她日復(fù)一日、年復(fù)一年地在血雨腥風(fēng)的戰(zhàn)場上幸存,她就是有脾氣的,剛烈的,她的丈夫或許受不了,所以那個男人已經(jīng)死了,但她的兒子還好好活著。
“兒子啊。”孫菲握住兒子的手,鄭重其事地說,“媽媽承認(rèn)自己對市面上那些狗屁不通的心理學(xué)有偏見。這個原生家庭,那個創(chuàng)傷的,媽媽不相信這一套。”

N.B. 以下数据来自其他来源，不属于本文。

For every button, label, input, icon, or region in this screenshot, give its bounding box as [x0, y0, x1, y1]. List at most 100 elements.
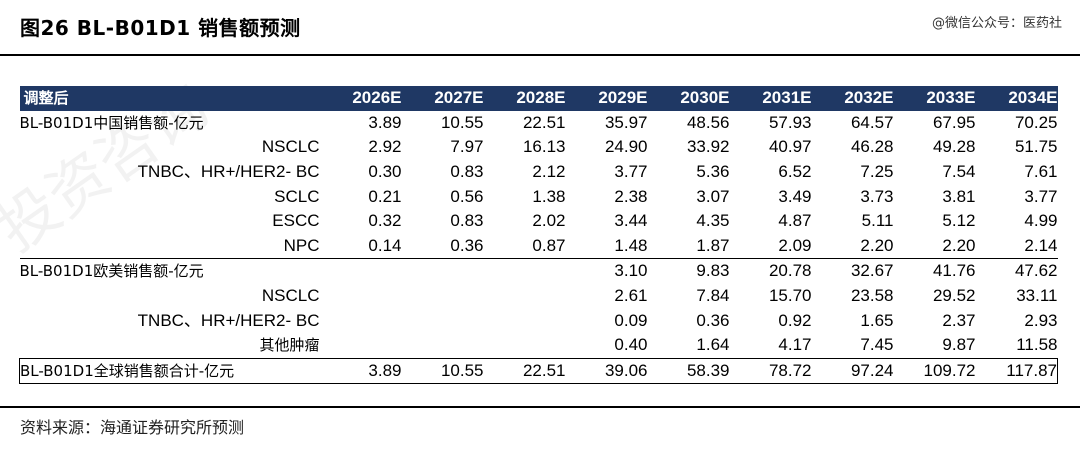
- cell-value: 0.14: [368, 235, 402, 255]
- cell-value: [319, 258, 402, 284]
- cell-value: 1.65: [860, 310, 894, 330]
- cell-value: 0.87: [532, 235, 566, 255]
- cell-value: 48.56: [686, 112, 730, 132]
- table-row: NPC 0.14 0.36 0.87 1.48 1.87 2.09 2.20 2.20 2.14: [20, 234, 1058, 259]
- cell-value: 1.48: [614, 235, 648, 255]
- cell-value: [320, 284, 402, 309]
- header-year: 2029E: [565, 86, 648, 111]
- cell-value: 0.92: [778, 310, 812, 330]
- cell-value: 3.81: [942, 186, 976, 206]
- cell-value: [320, 308, 402, 333]
- cell-value: 3.44: [614, 211, 648, 231]
- cell-value: 41.76: [893, 258, 976, 284]
- bottom-rule: [0, 406, 1080, 408]
- cell-value: 33.11: [1016, 286, 1058, 306]
- cell-value: 47.62: [975, 258, 1058, 284]
- table-body: BL-B01D1中国销售额-亿元 3.89 10.55 22.51 35.97 48.56…: [19, 111, 1058, 385]
- row-label: BL-B01D1欧美销售额-亿元: [19, 258, 320, 284]
- cell-value: 40.97: [768, 137, 812, 157]
- cell-value: 3.07: [696, 186, 730, 206]
- cell-value: 7.97: [450, 137, 484, 157]
- cell-value: 24.90: [604, 137, 648, 157]
- cell-value: [484, 284, 566, 309]
- cell-value: 2.09: [778, 235, 812, 255]
- cell-value: 0.30: [368, 162, 402, 182]
- header-year: 2033E: [893, 86, 976, 111]
- table-row: BL-B01D1欧美销售额-亿元 3.10 9.83 20.78 32.67 41.76 4…: [19, 258, 1058, 284]
- table-row: 其他肿瘤 0.40 1.64 4.17 7.45 9.87 11.58: [20, 333, 1057, 358]
- row-sub-label: NPC: [283, 235, 320, 255]
- cell-value: 2.93: [1024, 310, 1058, 330]
- cell-value: 10.55: [440, 112, 484, 132]
- cell-value: 49.28: [932, 137, 976, 157]
- table-row: TNBC、HR+/HER2- BC 0.09 0.36 0.92 1.65 2.37 2.9…: [20, 308, 1058, 333]
- cell-value: 3.10: [565, 258, 648, 284]
- cell-value: 15.70: [768, 286, 812, 306]
- cell-value: 4.99: [1024, 211, 1058, 231]
- cell-value: 117.87: [975, 357, 1058, 385]
- row-label: BL-B01D1全球销售额合计-亿元: [19, 357, 320, 385]
- cell-value: 2.37: [942, 310, 976, 330]
- cell-value: 23.58: [850, 286, 894, 306]
- cell-value: 2.12: [532, 162, 566, 182]
- cell-value: 109.72: [893, 357, 976, 385]
- table-row: NSCLC 2.92 7.97 16.13 24.90 33.92 40.97 46.28 49…: [20, 135, 1058, 160]
- cell-value: 97.24: [811, 357, 894, 385]
- cell-value: 29.52: [932, 286, 976, 306]
- cell-value: 7.45: [860, 335, 894, 355]
- cell-value: 33.92: [686, 137, 730, 157]
- cell-value: 3.73: [860, 186, 894, 206]
- cell-value: 1.87: [696, 235, 730, 255]
- cell-value: 78.72: [729, 357, 812, 385]
- cell-value: [484, 308, 566, 333]
- row-sub-label: SCLC: [274, 186, 320, 206]
- header-year: 2026E: [319, 86, 402, 111]
- cell-value: 2.02: [532, 211, 566, 231]
- cell-value: 4.87: [778, 211, 812, 231]
- cell-value: 4.35: [696, 211, 730, 231]
- table-row: NSCLC 2.61 7.84 15.70 23.58 29.52 33.11: [20, 284, 1058, 309]
- cell-value: 5.36: [696, 162, 730, 182]
- header-adjusted: 调整后: [19, 86, 320, 111]
- cell-value: 2.20: [860, 235, 894, 255]
- cell-value: 0.09: [614, 310, 648, 330]
- header-year: 2034E: [975, 86, 1058, 111]
- cell-value: 32.67: [811, 258, 894, 284]
- cell-value: 7.61: [1024, 162, 1058, 182]
- header-year: 2027E: [401, 86, 484, 111]
- cell-value: 22.51: [522, 112, 566, 132]
- row-sub-label: NSCLC: [261, 137, 320, 157]
- cell-value: 39.06: [565, 357, 648, 385]
- cell-value: [484, 333, 566, 358]
- cell-value: 6.52: [778, 162, 812, 182]
- cell-value: 0.36: [450, 235, 484, 255]
- cell-value: 70.25: [1014, 112, 1058, 132]
- cell-value: 7.54: [942, 162, 976, 182]
- table-header-row: 调整后 2026E 2027E 2028E 2029E 2030E 2031E …: [19, 86, 1058, 111]
- cell-value: 58.39: [647, 357, 730, 385]
- row-sub-label: NSCLC: [261, 286, 320, 306]
- cell-value: 0.36: [696, 310, 730, 330]
- cell-value: 3.89: [368, 112, 402, 132]
- cell-value: [320, 333, 402, 358]
- cell-value: 3.89: [319, 357, 402, 385]
- cell-value: 9.87: [942, 335, 976, 355]
- row-sub-label: ESCC: [272, 211, 320, 231]
- cell-value: 7.25: [860, 162, 894, 182]
- source-note: 资料来源：海通证券研究所预测: [20, 418, 245, 437]
- cell-value: 0.56: [450, 186, 484, 206]
- cell-value: 2.92: [368, 137, 402, 157]
- wechat-tag: @微信公众号：医药社: [931, 16, 1062, 31]
- cell-value: 57.93: [768, 112, 812, 132]
- cell-value: 2.61: [614, 286, 648, 306]
- header-year: 2032E: [811, 86, 894, 111]
- cell-value: 2.20: [942, 235, 976, 255]
- cell-value: 51.75: [1014, 137, 1058, 157]
- cell-value: 7.84: [696, 286, 730, 306]
- header-year: 2028E: [483, 86, 566, 111]
- header-year: 2030E: [647, 86, 730, 111]
- cell-value: [401, 258, 484, 284]
- cell-value: [402, 308, 484, 333]
- cell-value: 2.14: [1024, 235, 1058, 255]
- table-row: BL-B01D1全球销售额合计-亿元 3.89 10.55 22.51 39.06 58.…: [19, 357, 1058, 385]
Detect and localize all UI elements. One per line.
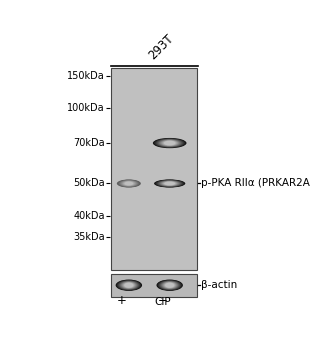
Text: +: + [117,294,126,307]
Text: 35kDa: 35kDa [73,232,105,243]
Ellipse shape [157,280,183,291]
Ellipse shape [157,139,183,147]
Ellipse shape [162,140,177,146]
Ellipse shape [161,181,179,186]
Text: CIP: CIP [154,297,171,307]
Ellipse shape [120,281,137,289]
Ellipse shape [116,280,142,291]
Text: 150kDa: 150kDa [67,71,105,81]
Ellipse shape [158,280,181,290]
Ellipse shape [155,139,184,148]
Ellipse shape [124,283,134,288]
Ellipse shape [158,139,182,147]
Ellipse shape [155,180,184,187]
Ellipse shape [122,181,136,186]
Ellipse shape [160,281,179,289]
Text: 40kDa: 40kDa [73,211,105,221]
Ellipse shape [163,282,176,288]
Ellipse shape [160,140,179,146]
Text: β-actin: β-actin [201,280,237,290]
Ellipse shape [154,180,185,188]
Ellipse shape [117,180,141,188]
Text: 100kDa: 100kDa [67,103,105,113]
Ellipse shape [119,180,138,187]
Ellipse shape [121,181,136,186]
Ellipse shape [164,141,175,145]
Ellipse shape [118,281,139,290]
Ellipse shape [157,180,182,187]
Text: −: − [157,294,167,307]
Ellipse shape [154,138,185,148]
Ellipse shape [159,140,180,147]
Ellipse shape [125,182,133,185]
Bar [111,274,197,297]
Ellipse shape [156,180,183,187]
Bar [111,68,197,270]
Ellipse shape [162,282,177,289]
Ellipse shape [164,182,175,185]
Ellipse shape [165,283,174,288]
Ellipse shape [162,140,178,146]
Ellipse shape [118,180,139,187]
Text: 293T: 293T [146,32,176,62]
Ellipse shape [162,181,177,186]
Text: 70kDa: 70kDa [73,138,105,148]
Text: p-PKA RIIα (PRKAR2A)-S99: p-PKA RIIα (PRKAR2A)-S99 [201,178,310,189]
Ellipse shape [161,281,178,289]
Ellipse shape [117,280,141,290]
Ellipse shape [117,280,140,290]
Ellipse shape [160,181,180,186]
Ellipse shape [163,181,176,186]
Ellipse shape [159,281,180,290]
Ellipse shape [121,282,136,289]
Ellipse shape [122,282,135,288]
Ellipse shape [159,181,181,187]
Text: 50kDa: 50kDa [73,178,105,189]
Ellipse shape [124,181,134,186]
Ellipse shape [118,180,140,187]
Ellipse shape [120,181,137,187]
Ellipse shape [164,282,175,288]
Ellipse shape [157,280,182,290]
Ellipse shape [123,181,135,186]
Ellipse shape [123,282,135,288]
Ellipse shape [119,281,138,289]
Ellipse shape [153,138,187,148]
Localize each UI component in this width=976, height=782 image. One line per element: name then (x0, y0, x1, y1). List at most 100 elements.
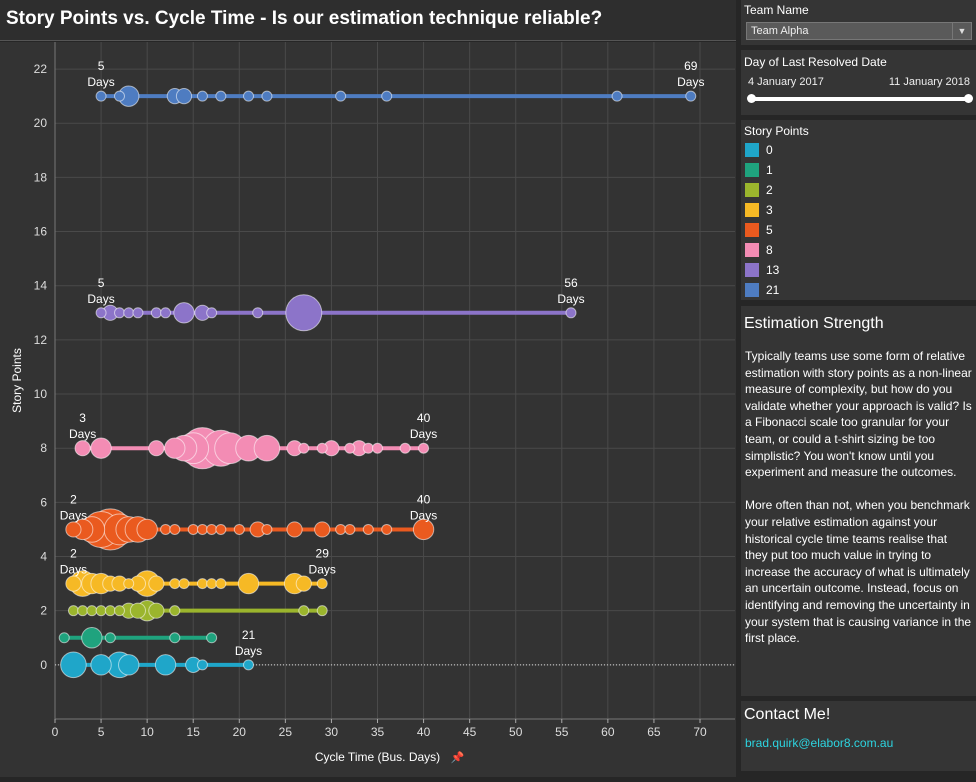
legend-item-13[interactable]: 13 (745, 262, 779, 278)
legend-swatch (745, 283, 759, 297)
y-tick-label: 0 (40, 658, 47, 672)
legend-label: 21 (766, 283, 780, 297)
max-label-13: Days (557, 292, 584, 306)
legend-swatch (745, 183, 759, 197)
legend-item-21[interactable]: 21 (745, 282, 779, 298)
data-point-2 (104, 605, 116, 617)
x-tick-label: 20 (233, 725, 247, 739)
y-tick-label: 20 (34, 116, 48, 130)
x-tick-label: 15 (187, 725, 201, 739)
min-label-5: 2 (70, 492, 77, 506)
data-point-3 (65, 575, 82, 592)
x-tick-label: 65 (647, 725, 661, 739)
data-point-8 (399, 442, 411, 454)
contact-email-link[interactable]: brad.quirk@elabor8.com.au (745, 736, 894, 750)
data-point-5 (344, 523, 356, 535)
data-point-8 (90, 437, 112, 459)
min-label-8: Days (69, 427, 96, 441)
x-tick-label: 55 (555, 725, 569, 739)
data-point-13 (160, 307, 172, 319)
y-tick-label: 14 (34, 279, 48, 293)
data-point-5 (65, 521, 82, 538)
x-tick-label: 40 (417, 725, 431, 739)
data-point-21 (381, 90, 393, 102)
data-point-5 (261, 523, 273, 535)
max-label-3: Days (309, 563, 336, 577)
max-label-13: 56 (564, 276, 578, 290)
data-point-1 (169, 632, 181, 644)
data-point-21 (611, 90, 623, 102)
data-point-21 (196, 90, 208, 102)
data-point-8 (418, 442, 430, 454)
min-label-8: 3 (79, 411, 86, 425)
title-bar: Story Points vs. Cycle Time - Is our est… (0, 0, 736, 41)
contact-panel: Contact Me! brad.quirk@elabor8.com.au (741, 701, 976, 771)
x-axis-title: Cycle Time (Bus. Days) (315, 750, 440, 764)
x-tick-label: 50 (509, 725, 523, 739)
x-tick-label: 0 (52, 725, 59, 739)
data-point-13 (173, 302, 195, 324)
data-point-13 (132, 307, 144, 319)
data-point-2 (169, 605, 181, 617)
date-slider-end-handle[interactable] (964, 94, 973, 103)
min-label-21: Days (87, 75, 114, 89)
team-name-value: Team Alpha (751, 25, 809, 37)
team-name-filter: Team Name Team Alpha ▼ (741, 0, 976, 45)
data-point-3 (178, 578, 190, 590)
data-point-21 (243, 90, 254, 102)
date-end: 11 January 2018 (888, 76, 970, 88)
legend-item-5[interactable]: 5 (745, 222, 773, 238)
page-title: Story Points vs. Cycle Time - Is our est… (6, 8, 603, 29)
data-point-13 (252, 307, 264, 319)
max-label-8: Days (410, 427, 437, 441)
estimation-title: Estimation Strength (744, 315, 884, 332)
min-label-3: Days (60, 563, 87, 577)
legend-item-2[interactable]: 2 (745, 182, 773, 198)
scatter-chart[interactable]: 0 5 10 15 20 25 30 35 40 45 50 55 60 65 70024681012141… (0, 42, 736, 777)
data-point-13 (123, 307, 135, 319)
estimation-text: Typically teams use some form of relativ… (745, 348, 973, 663)
date-slider-start-handle[interactable] (747, 94, 756, 103)
data-point-5 (196, 523, 208, 535)
y-tick-label: 12 (34, 333, 48, 347)
data-point-5 (233, 523, 245, 535)
date-filter: Day of Last Resolved Date 4 January 2017… (741, 50, 976, 115)
data-point-2 (67, 605, 79, 617)
min-label-13: Days (87, 292, 114, 306)
data-point-5 (187, 523, 199, 535)
min-label-13: 5 (98, 276, 105, 290)
max-label-0: 21 (242, 628, 256, 642)
contact-title: Contact Me! (744, 706, 831, 723)
data-point-8 (372, 442, 383, 454)
data-point-8 (253, 434, 281, 462)
estimation-paragraph-2: More often than not, when you benchmark … (745, 498, 972, 646)
data-point-13 (206, 307, 218, 319)
team-name-dropdown[interactable]: Team Alpha ▼ (746, 22, 972, 40)
legend-item-3[interactable]: 3 (745, 202, 773, 218)
max-label-5: Days (410, 508, 437, 522)
data-point-8 (164, 437, 186, 459)
legend-item-0[interactable]: 0 (745, 142, 773, 158)
data-point-3 (237, 572, 260, 595)
legend-swatch (745, 143, 759, 157)
legend-item-8[interactable]: 8 (745, 242, 773, 258)
data-point-5 (169, 523, 181, 535)
y-tick-label: 6 (40, 495, 47, 509)
data-point-0 (90, 654, 112, 676)
min-label-3: 2 (70, 547, 77, 561)
data-point-21 (261, 90, 273, 102)
y-tick-label: 10 (34, 387, 48, 401)
data-point-5 (335, 523, 347, 535)
x-tick-label: 70 (693, 725, 707, 739)
data-point-3 (316, 578, 328, 590)
legend-item-1[interactable]: 1 (745, 162, 773, 178)
chevron-down-icon[interactable]: ▼ (952, 23, 971, 39)
data-point-2 (114, 605, 125, 617)
data-point-21 (335, 90, 347, 102)
data-point-2 (298, 605, 310, 617)
legend-label: 1 (766, 163, 773, 177)
data-point-1 (206, 632, 218, 644)
x-tick-label: 35 (371, 725, 385, 739)
data-point-2 (316, 605, 328, 617)
date-slider-track[interactable] (750, 97, 968, 101)
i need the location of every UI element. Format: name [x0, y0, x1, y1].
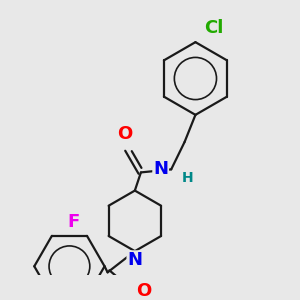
Text: O: O	[117, 125, 132, 143]
Text: F: F	[68, 213, 80, 231]
Text: N: N	[128, 251, 142, 269]
Text: N: N	[153, 160, 168, 178]
Text: Cl: Cl	[205, 19, 224, 37]
Text: O: O	[136, 281, 151, 299]
Text: H: H	[182, 172, 194, 185]
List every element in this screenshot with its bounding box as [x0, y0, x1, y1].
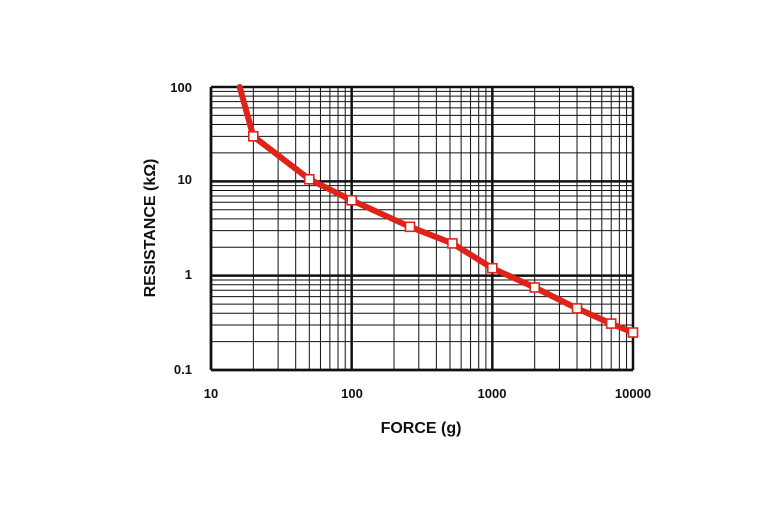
data-point [248, 131, 259, 142]
y-tick-label-10: 10 [178, 172, 192, 187]
data-point [605, 318, 617, 329]
x-tick-label-10: 10 [204, 386, 218, 401]
y-tick-label-0.1: 0.1 [174, 362, 192, 377]
data-point [529, 282, 541, 293]
data-point [404, 221, 416, 233]
y-tick-label-1: 1 [185, 267, 192, 282]
x-tick-label-1000: 1000 [478, 386, 507, 401]
data-point [627, 327, 639, 338]
x-tick-label-100: 100 [341, 386, 363, 401]
y-tick-label-100: 100 [170, 80, 192, 95]
series [236, 84, 639, 338]
axis-tick-labels: 10 100 1000 10000 0.1 1 10 100 [170, 80, 651, 401]
x-axis-title: FORCE (g) [381, 420, 462, 437]
x-tick-label-10000: 10000 [615, 386, 651, 401]
grid [209, 85, 635, 372]
data-point [303, 174, 315, 185]
data-point [447, 238, 458, 249]
y-axis-title: RESISTANCE (kΩ) [142, 159, 159, 298]
data-point [571, 303, 583, 314]
data-point [346, 195, 358, 206]
data-point [486, 262, 498, 274]
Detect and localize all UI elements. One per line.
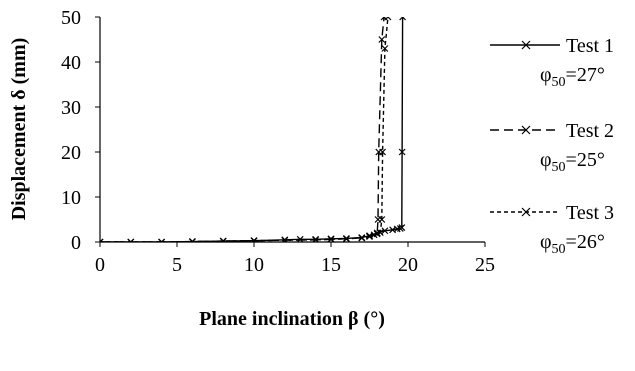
series-3-point xyxy=(381,45,389,52)
series-3-point xyxy=(378,216,386,223)
series-3-point xyxy=(358,234,366,242)
series-1 xyxy=(100,17,407,242)
legend-label: Test 3 xyxy=(566,202,614,224)
legend-label: Test 1 xyxy=(566,35,614,57)
plot-area: 0 5 10 15 20 25 0 10 20 30 40 50 xyxy=(61,7,495,276)
series-3-line xyxy=(100,17,389,242)
legend-marker xyxy=(521,207,531,217)
legend-marker xyxy=(521,125,531,135)
series-3-point xyxy=(188,238,196,242)
legend-note: φ50=25° xyxy=(540,149,605,175)
series-3-point xyxy=(376,229,384,236)
series-3-point xyxy=(250,237,258,242)
y-tick-label: 40 xyxy=(61,52,81,74)
x-axis-label: Plane inclination β (°) xyxy=(199,308,385,330)
series-1-line xyxy=(100,17,404,242)
y-tick-label: 0 xyxy=(71,232,81,254)
series-3-point xyxy=(100,238,104,242)
legend-note: φ50=27° xyxy=(540,64,605,90)
legend: Test 1 φ50=27° Test 2 φ50=25° Test 3 φ50=26° xyxy=(490,35,614,257)
legend-label: Test 2 xyxy=(566,120,614,142)
series-2-line xyxy=(100,17,385,242)
y-tick-label: 20 xyxy=(61,142,81,164)
y-tick-label: 50 xyxy=(61,7,81,29)
series-3-point xyxy=(342,235,350,242)
series-3-point xyxy=(366,232,373,240)
x-tick-label: 10 xyxy=(244,254,264,276)
series-3-point xyxy=(281,236,289,242)
series-3-point xyxy=(379,148,387,156)
x-tick-label: 15 xyxy=(321,254,341,276)
series-3-point xyxy=(219,237,227,242)
series-1-point xyxy=(399,17,407,21)
legend-marker xyxy=(521,40,531,50)
x-tick-label: 5 xyxy=(172,254,182,276)
series-1-point xyxy=(381,227,389,235)
series-1-point xyxy=(398,224,406,232)
series-layer xyxy=(100,17,407,242)
legend-item-3: Test 3 φ50=26° xyxy=(490,202,614,257)
y-tick-label: 10 xyxy=(61,187,81,209)
series-1-point xyxy=(398,148,406,156)
series-3-point xyxy=(127,238,135,242)
series-3-point xyxy=(158,238,166,242)
axis-ticks: 0 5 10 15 20 25 0 10 20 30 40 50 xyxy=(61,7,495,276)
x-tick-label: 25 xyxy=(475,254,495,276)
series-3-point xyxy=(327,235,335,242)
x-tick-label: 20 xyxy=(398,254,418,276)
series-2-point xyxy=(378,36,386,43)
series-3-point xyxy=(384,17,392,21)
y-tick-label: 30 xyxy=(61,97,81,119)
y-axis-label: Displacement δ (mm) xyxy=(8,38,30,221)
series-2 xyxy=(100,17,388,242)
legend-item-1: Test 1 φ50=27° xyxy=(490,35,614,90)
legend-note: φ50=26° xyxy=(540,231,605,257)
legend-item-2: Test 2 φ50=25° xyxy=(490,120,614,175)
series-3-point xyxy=(312,236,320,242)
series-3 xyxy=(100,17,392,242)
x-tick-label: 0 xyxy=(95,254,105,276)
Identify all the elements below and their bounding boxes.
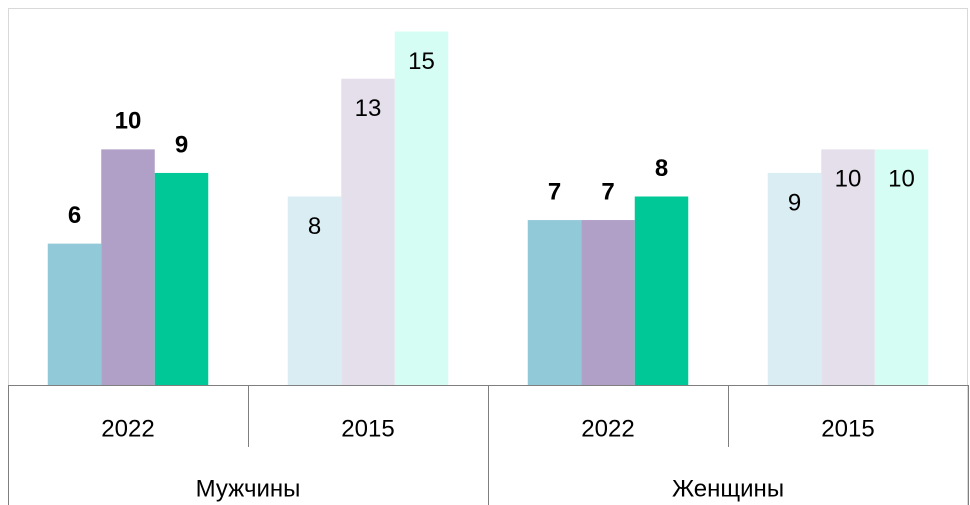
- bar: [47, 243, 102, 385]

“再說了,你父親確實未經(jīng)我允許,就把家里的錢拿去給別的女人,這在我眼里就是背叛,就是出軌。他就是死了,我到死的那一天也會記得他有多么不信任我,但凡他跟我實話實說,有一個女小工剛上浙江來打工,被前老板坑了工資還背了網(wǎng)貸,挺可憐的,咱們一起幫幫她,我給那個女人的只怕會比他更多,但他偏偏瞞著我,他存心要氣我……”
孫菲情緒波動到小腹劇烈起伏,她下意識地捂住小肚,仿佛那里還有一個需要守護的生命,她很快恢復(fù)了平靜。
“但是兒子,這是你父親的選擇,悲慘的、軟弱的人是他,跟你沒關(guān)系,你還是會成了一個正直善良的人。”
孫菲篤定地說:“我的兒子會是個從一而終的人。”
蔣棠夏張了張嘴。
他已經(jīng)很久沒聽母親談到過這件事了,這在絕大多數(shù)家庭里難以啟齒的秘密,孫菲卻不會顧忌死者為大,她要說的時候,她就是要說的。她做母親就是這樣子的,無法改變,也不打算改變。
“而我也不恨你父親。”孫菲真情實意道。如果不是認(rèn)識了蔣曉峰,孫菲不可能從一個很窮的村嫁進另一個不是很窮的村,從而接觸到了制鞋業(yè),兩個人一窮二白地從違章的小平房開始,做到了今天歐悅公主的規(guī)模,她不原諒蔣曉峰道德上的瑕疵,她同時也不否認(rèn),蔣曉峰是個勤勞刻苦的人。
“人無完人,他只是太軟弱了。”孫菲冷哼了一聲,五味雜陳的微妙表情稍縱即逝,她堅定地看向兒子,“你是他的兒子又如何,你身上同樣流著我一半的血,對待感情,我知道我的兒子會比他更勇敢。”
孫菲第二天在車間里碰到正裝貨的林蠻,主動提起了罰款的事情。林蠻先是錯愕,然后謝絕了自己的好意。這其實在她的意料之中,只是當(dāng)她回辦公室后和蔣棠夏說明了情況,蔣棠夏又跟失戀了似地哭喪著一張臉,好不可愛。
“媽媽努力過了哦,他不接受,媽媽也沒辦法了哦。”孫菲也偶爾地聽見過幾次林蠻叫自己兒子“小孩”,忍不住打趣,“你這孩子,小林只是被罰點錢你就要死要活的,他的貨車要真被扣了,我看你不得直接給他買一輛新的。”